- Udało się usunąć plamę. Oczywiście mogły pozostać jeszcze jakieś śladowe ilości substancji, ale strażacy kontrolują miejsce – poinformował nas w środę po południu Robert Dziubak z Komendy Miejskiej Państwowej Straży Pożarnej.
Jakie było źródło?
Na miejscu był reporter tvnwarszawa.pl Artur Węgrzynowicz. - Strażacy pozostawili na kanale rękawy sorpcyjne, które są rozstawione pod mostem przy Marywilskiej. Tworzą podwójną zaporę, która ma zapobiegać rozprzestrzenianiu się substancji – relacjonował.

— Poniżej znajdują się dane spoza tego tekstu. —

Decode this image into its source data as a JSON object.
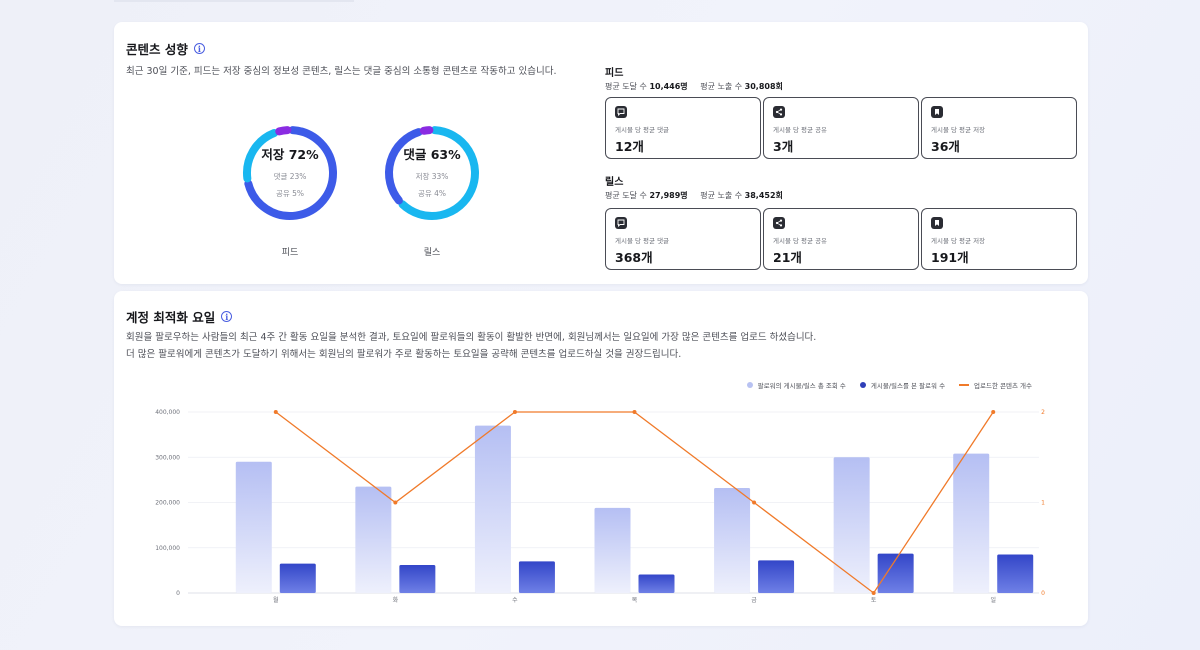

I zapewnił, że na wodzie nie widać już żadnych oleistych plam.
- Na razie nie udało się ustalić, co to za substancja ani skąd pochodzi. Prawdopodobnie wyciekła ze statku, który osiadł na dnie kanału w styczniu – dodał Dziubak.
- Trudno jest ustalić osobę winną wycieku. Prawdopodobnie dalsze postępowanie będzie prowadzone przez Wojewódzki Inspektorat Ochrony Środowiska - poinformowała z kolei Kinga Czerwińska z Komisariatu Rzecznego Policji.

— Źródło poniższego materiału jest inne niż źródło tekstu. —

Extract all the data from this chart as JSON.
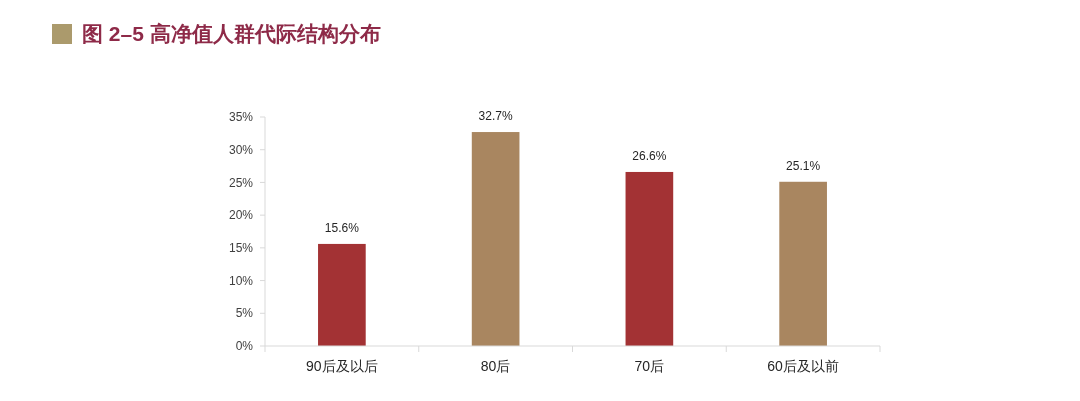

"Sprawa została przekazana"
WIOŚ zajął się wyjaśnieniem okoliczności tej sprawy. Inspektorzy podejrzewają, że do wycieku doszło, gdy statek był podnoszony.
- Mając na uwadze powyższe ustalenia oraz fakt, że tego rodzaju działalność w zakresie żeglugi śródlądowej nie jest objęta obowiązkiem uzyskania pozwolenia na korzystanie z wód, sprawa ta została przekazana do dalszego prowadzenia do Państwowego Gospodarstwo Wodnego Wody Polskie, które są właściwe do podjęcia dalszych działań w sprawie - poinformował nas Krzysztof Gołębiewski z WIOŚ.

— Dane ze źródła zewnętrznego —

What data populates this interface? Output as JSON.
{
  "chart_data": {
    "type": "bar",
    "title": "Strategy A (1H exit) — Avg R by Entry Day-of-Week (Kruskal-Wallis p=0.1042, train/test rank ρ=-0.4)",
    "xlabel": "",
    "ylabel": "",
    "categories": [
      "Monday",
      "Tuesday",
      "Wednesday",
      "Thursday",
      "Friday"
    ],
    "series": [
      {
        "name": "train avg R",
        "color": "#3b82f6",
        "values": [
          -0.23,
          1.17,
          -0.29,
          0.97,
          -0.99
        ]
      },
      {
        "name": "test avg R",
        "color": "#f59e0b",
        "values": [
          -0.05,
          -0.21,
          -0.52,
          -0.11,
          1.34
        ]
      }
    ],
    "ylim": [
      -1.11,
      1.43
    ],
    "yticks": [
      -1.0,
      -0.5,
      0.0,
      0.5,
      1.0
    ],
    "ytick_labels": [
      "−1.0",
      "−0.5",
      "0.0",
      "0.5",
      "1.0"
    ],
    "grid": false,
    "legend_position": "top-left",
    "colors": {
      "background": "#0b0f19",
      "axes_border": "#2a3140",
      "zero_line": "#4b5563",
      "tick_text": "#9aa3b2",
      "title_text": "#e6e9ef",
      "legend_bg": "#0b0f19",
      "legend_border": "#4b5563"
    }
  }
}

Dodał też, że Kanał Żerański jest we władaniu przedsiębiorstwa i to ono jest odpowiedzialne za jego uprzątnięcie i ewentualne wyegzekwowanie od sprawcy wycieku kosztów oczyszczenia wody. Gołębiewski zaznaczył, że WIOŚ będzie monitorował działania podejmowane w tej sprawie przez Wody Polskie.
Spróbowaliśmy skontaktować się z właścicielem statku, który osiadł w styczniu na Kanale Żerańskim. Bezskutecznie. W styczniu także nie chciał komentować sytuacji statku.